For example, in the phosphoric acid production process, the temperature of the liquid discharged from the outside interlayer of the reaction vessel is about 50 to 80 ℃, which can heat the stored phosphoric acid solution as a heat conducting liquid; for another example, in the phosphoric acid preparation process, cooling water is needed to cool the furnace wall during yellow phosphorus combustion, the temperature of the cooling water discharged after heat exchange is about 70-80 ℃, and the cooling water can also be used as heat conduction liquid to heat the stored phosphoric acid solution. Referring to fig. 1, an inlet end 21 of the heat conducting structure is connected with a liquid outlet of the transfer tank 4, and a liquid inlet of the transfer tank 4 is connected with an outlet 3 of an interlayer outside the reaction kettle. The transfer tank 4 is temporarily filled with heat-conducting liquid output from an interlayer outside the reaction kettle, the heat-conducting liquid is input into the heat-conducting structure 2 from the transfer tank 4 through the delivery pump 8, exchanges heat with the phosphoric acid solution in the storage tank body 1, and is discharged to the heat source recovery device through the outlet end 22 of the heat-conducting structure. When the heat conduction liquid circulates in the heat conduction structure 2, the heat can be transferred to the phosphoric acid solution through the storage tank body 1 to heat the phosphoric acid solution.

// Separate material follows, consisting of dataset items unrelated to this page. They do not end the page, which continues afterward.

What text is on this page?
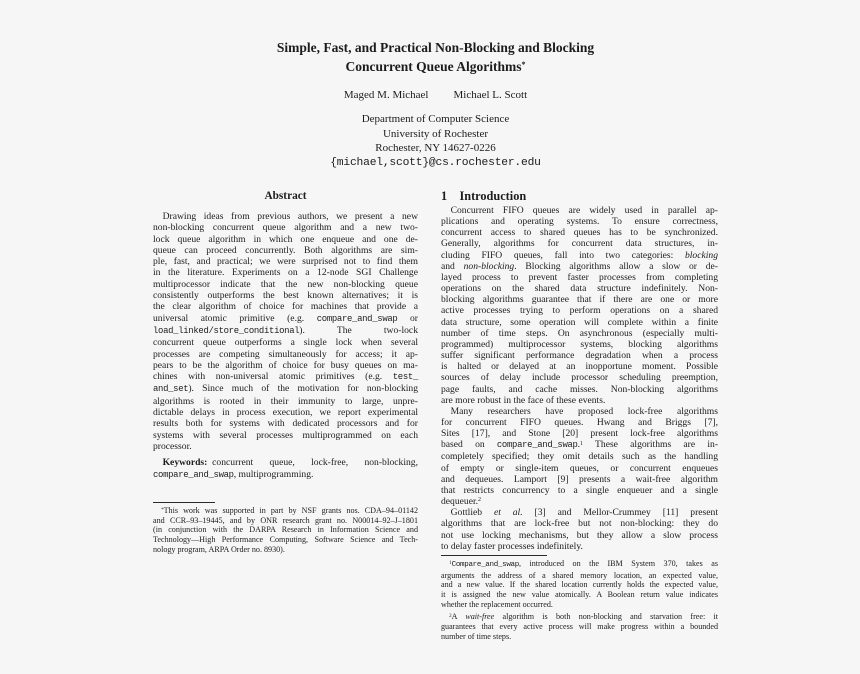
Simple, Fast, and Practical Non-Blocking and Blocking
Concurrent Queue Algorithms*
Maged M. Michael Michael L. Scott
Department of Computer Science
University of Rochester
Rochester, NY 14627-0226
{michael,scott}@cs.rochester.edu
Abstract
 Drawing ideas from previous authors, we present a new
non-blocking concurrent queue algorithm and a new two-
lock queue algorithm in which one enqueue and one de-
queue can proceed concurrently. Both algorithms are sim-
ple, fast, and practical; we were surprised not to find them
in the literature. Experiments on a 12-node SGI Challenge
multiprocessor indicate that the new non-blocking queue
consistently outperforms the best known alternatives; it is
the clear algorithm of choice for machines that provide a
universal atomic primitive (e.g. compare_and_swap or
load_linked/store_conditional). The two-lock
concurrent queue outperforms a single lock when several
processes are competing simultaneously for access; it ap-
pears to be the algorithm of choice for busy queues on ma-
chines with non-universal atomic primitives (e.g. test_
and_set). Since much of the motivation for non-blocking
algorithms is rooted in their immunity to large, unpre-
dictable delays in process execution, we report experimental
results both for systems with dedicated processors and for
systems with several processes multiprogrammed on each
processor.
 Keywords: concurrent queue, lock-free, non-blocking,
compare_and_swap, multiprogramming.
 *This work was supported in part by NSF grants nos. CDA–94–01142
and CCR–93–19445, and by ONR research grant no. N00014–92–J–1801
(in conjunction with the DARPA Research in Information Science and
Technology—High Performance Computing, Software Science and Tech-
nology program, ARPA Order no. 8930).
1 Introduction
 Concurrent FIFO queues are widely used in parallel ap-
plications and operating systems. To ensure correctness,
concurrent access to shared queues has to be synchronized.
Generally, algorithms for concurrent data structures, in-
cluding FIFO queues, fall into two categories: blocking
and non-blocking. Blocking algorithms allow a slow or de-
layed process to prevent faster processes from completing
operations on the shared data structure indefinitely. Non-
blocking algorithms guarantee that if there are one or more
active processes trying to perform operations on a shared
data structure, some operation will complete within a finite
number of time steps. On asynchronous (especially multi-
programmed) multiprocessor systems, blocking algorithms
suffer significant performance degradation when a process
is halted or delayed at an inopportune moment. Possible
sources of delay include processor scheduling preemption,
page faults, and cache misses. Non-blocking algorithms
are more robust in the face of these events.
 Many researchers have proposed lock-free algorithms
for concurrent FIFO queues. Hwang and Briggs [7],
Sites [17], and Stone [20] present lock-free algorithms
based on compare_and_swap.$^1$ These algorithms are in-
completely specified; they omit details such as the handling
of empty or single-item queues, or concurrent enqueues
and dequeues. Lamport [9] presents a wait-free algorithm
that restricts concurrency to a single enqueuer and a single
dequeuer.$^2$
 Gottlieb et al. [3] and Mellor-Crummey [11] present
algorithms that are lock-free but not non-blocking: they do
not use locking mechanisms, but they allow a slow process
to delay faster processes indefinitely.
 $^1$Compare_and_swap, introduced on the IBM System 370, takes as
arguments the address of a shared memory location, an expected value,
and a new value. If the shared location currently holds the expected value,
it is assigned the new value atomically. A Boolean return value indicates
whether the replacement occurred.
 $^2$A wait-free algorithm is both non-blocking and starvation free: it
guarantees that every active process will make progress within a bounded
number of time steps.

In an improved embodiment, referring to fig. 1, the inlet end 21 of the heat conducting structure is located at the lower part of the tank body 1, the outlet end 22 of the heat conducting structure is located at the lower part of the tank body 1, and the horizontal position of the inlet end 21 of the heat conducting structure is slightly higher than the horizontal height of the liquid outlet of the transfer tank 4, so as to increase the circulation time of the heat conducting liquid in the heat conducting structure 2 and ensure the full utilization of the heat in the heat conducting liquid.
In this embodiment, a substance having good heat conductive property and chemical stability is selected for the heat conductive liquid, and tap water, heat conductive oil, or the like may be selected for example. The transfer pump 8 is characterized by high temperature resistance, corrosion resistance, low noise, high efficiency and the like, and can be a magnetic pump or a centrifugal pump and the like.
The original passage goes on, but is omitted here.